No Benefit From 20-MPH Speed Limits

Hampshire County Council have reported that there is no road safety benefit from signed-only 20-MPH speed limits. The county have installed such limits in 14 residential areas since 2012. But this is what Stuart Jarvis of the Council said: “In terms of accident and injury data, the impact of the pilot schemes upon road safety is projected to be neutral and there is no evidence of enhanced road safety benefits compared with that observed for the entire road network maintained by the county council”. The overall accident rates for the pilot schemes have actually risen, although this is not considered to be statistically significant. There have been marginal, or nil, reduction in traffic speeds in the scheme areas.

The residents in the scheme areas seemed happy though so it is not proposed to remove the existing 20-mph limits. But it is unlikely that any new such schemes will be installed.
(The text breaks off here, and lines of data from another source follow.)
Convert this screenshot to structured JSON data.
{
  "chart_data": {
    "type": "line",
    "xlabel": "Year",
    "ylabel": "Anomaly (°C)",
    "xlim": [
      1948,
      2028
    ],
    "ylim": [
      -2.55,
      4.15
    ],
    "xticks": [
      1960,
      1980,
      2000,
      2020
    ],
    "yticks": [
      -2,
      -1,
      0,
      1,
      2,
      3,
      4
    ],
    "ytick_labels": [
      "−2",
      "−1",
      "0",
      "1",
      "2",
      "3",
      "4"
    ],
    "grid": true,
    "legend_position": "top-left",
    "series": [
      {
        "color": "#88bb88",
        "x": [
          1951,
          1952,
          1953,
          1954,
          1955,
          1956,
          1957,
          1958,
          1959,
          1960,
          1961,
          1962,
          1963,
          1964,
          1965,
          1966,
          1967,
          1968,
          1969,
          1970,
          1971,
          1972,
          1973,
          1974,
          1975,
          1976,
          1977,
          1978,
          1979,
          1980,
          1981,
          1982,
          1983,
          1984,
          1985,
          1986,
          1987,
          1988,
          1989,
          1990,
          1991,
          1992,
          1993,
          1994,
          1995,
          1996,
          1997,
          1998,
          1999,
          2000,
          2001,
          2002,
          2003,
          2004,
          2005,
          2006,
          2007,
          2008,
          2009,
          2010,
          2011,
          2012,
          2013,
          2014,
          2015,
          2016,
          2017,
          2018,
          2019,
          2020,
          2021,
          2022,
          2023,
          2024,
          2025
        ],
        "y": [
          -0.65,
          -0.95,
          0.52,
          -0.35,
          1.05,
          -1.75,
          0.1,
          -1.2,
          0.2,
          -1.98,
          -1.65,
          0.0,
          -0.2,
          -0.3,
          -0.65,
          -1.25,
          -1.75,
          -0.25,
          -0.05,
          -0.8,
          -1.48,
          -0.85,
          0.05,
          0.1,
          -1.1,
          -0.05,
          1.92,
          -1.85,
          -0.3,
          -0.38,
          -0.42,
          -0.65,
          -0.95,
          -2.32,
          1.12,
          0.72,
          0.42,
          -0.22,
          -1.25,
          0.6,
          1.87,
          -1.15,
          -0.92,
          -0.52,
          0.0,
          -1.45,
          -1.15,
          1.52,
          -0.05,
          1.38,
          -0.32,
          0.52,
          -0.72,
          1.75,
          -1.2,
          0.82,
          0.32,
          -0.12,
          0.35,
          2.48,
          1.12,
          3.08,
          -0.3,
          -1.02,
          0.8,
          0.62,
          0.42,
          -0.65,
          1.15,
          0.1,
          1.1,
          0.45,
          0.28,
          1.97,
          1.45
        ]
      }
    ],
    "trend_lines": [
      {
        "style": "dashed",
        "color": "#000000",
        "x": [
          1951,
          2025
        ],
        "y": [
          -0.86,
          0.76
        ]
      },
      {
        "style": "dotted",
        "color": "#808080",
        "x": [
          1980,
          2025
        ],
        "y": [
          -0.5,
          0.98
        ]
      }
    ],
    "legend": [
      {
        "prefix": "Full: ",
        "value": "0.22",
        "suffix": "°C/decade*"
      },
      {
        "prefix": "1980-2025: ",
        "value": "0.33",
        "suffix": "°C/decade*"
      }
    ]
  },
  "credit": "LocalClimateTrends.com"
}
The full council report on the schemes is here:

http://democracy.hants.gov.uk/documents/s19310/Review%20of%20Residential%2020mph%20Pilot%20-%20Report.pdf

Comment: We have consistently argued that such schemes cannot be justified on any sensible cost/benefit basis and that the large amounts of money spent on them would be much better spent on other road safety programmes. Not surprisingly perhaps, the latest Hampshire report does not mention the costs and links on the council’s web site to previous reports and decisions that might have mentioned the costs seem to no longer work. I wonder why that is?

It is regrettable that Transport for London (TfL), and local borough councils such as Croydon, have consistently ignored the mounting evidence that wide-area signed-only 20-mph schemes are a waste of money. TfL continue to finance them with taxpayers’ cash, and local borough councils in London are still implementing them. Why do they continue to ignore the evidence?